Synth Pop

Synth-pop – short for synthesizer pop; is a subgenre of new wave music that first became prominent in the late 1970s and features the synthesizer as the dominant musical instrument.

It arose as a distinct genre in Japan and the United Kingdom in the post-punk era as part of the new wave movement of the late 1970s to the mid-1980s. A large numbers of artists began to enjoy success with a synthesizer-based sound in the early 1980s.

The development of inexpensive polyphonic synthesizers, the definition of MIDI and the use of dance beats, led to a more commercial and accessible sound for synth-pop. This, its adoption by the style-conscious acts from the New Romantic movement, together with the rise of MTV, led to success for large numbers of British synth-pop acts in the US during the Second British Invasion.
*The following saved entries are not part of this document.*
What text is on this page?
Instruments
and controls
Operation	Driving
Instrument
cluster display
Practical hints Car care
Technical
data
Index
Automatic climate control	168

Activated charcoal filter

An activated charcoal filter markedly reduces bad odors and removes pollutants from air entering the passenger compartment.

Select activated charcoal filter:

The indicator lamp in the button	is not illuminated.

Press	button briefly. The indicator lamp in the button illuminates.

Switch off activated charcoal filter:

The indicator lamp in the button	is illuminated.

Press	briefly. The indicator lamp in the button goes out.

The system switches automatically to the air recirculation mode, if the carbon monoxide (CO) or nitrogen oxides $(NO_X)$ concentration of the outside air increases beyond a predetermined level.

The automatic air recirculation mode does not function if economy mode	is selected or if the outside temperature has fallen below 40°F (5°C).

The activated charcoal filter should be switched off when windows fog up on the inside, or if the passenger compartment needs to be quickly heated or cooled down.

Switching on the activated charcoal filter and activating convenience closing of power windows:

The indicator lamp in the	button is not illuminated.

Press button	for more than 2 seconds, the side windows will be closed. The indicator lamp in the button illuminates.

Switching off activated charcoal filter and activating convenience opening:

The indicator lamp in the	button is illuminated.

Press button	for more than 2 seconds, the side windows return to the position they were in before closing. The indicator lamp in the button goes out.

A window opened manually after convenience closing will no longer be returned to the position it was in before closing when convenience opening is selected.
In the mid to late 1980s, duos such as Erasure and Pet Shop Boys adopted a style that was highly successful on the US dance charts, but by the end of the decade, the ‘new wave’ synth-pop of bands such as A-ha and Alphaville was giving way to house music and techno. Interest in new wave synth-pop began to revive in the indietronica and electroclash movements in the late 1990s, and in the 2000s synth-pop enjoyed a widespread revival and commercial success.

Synth-pop music has established a place for the synthesizer as a major element of pop and rock music, directly influencing subsequent genres (including house music and Detroit techno) and has indirectly influenced many other genres, as well as individual recordings.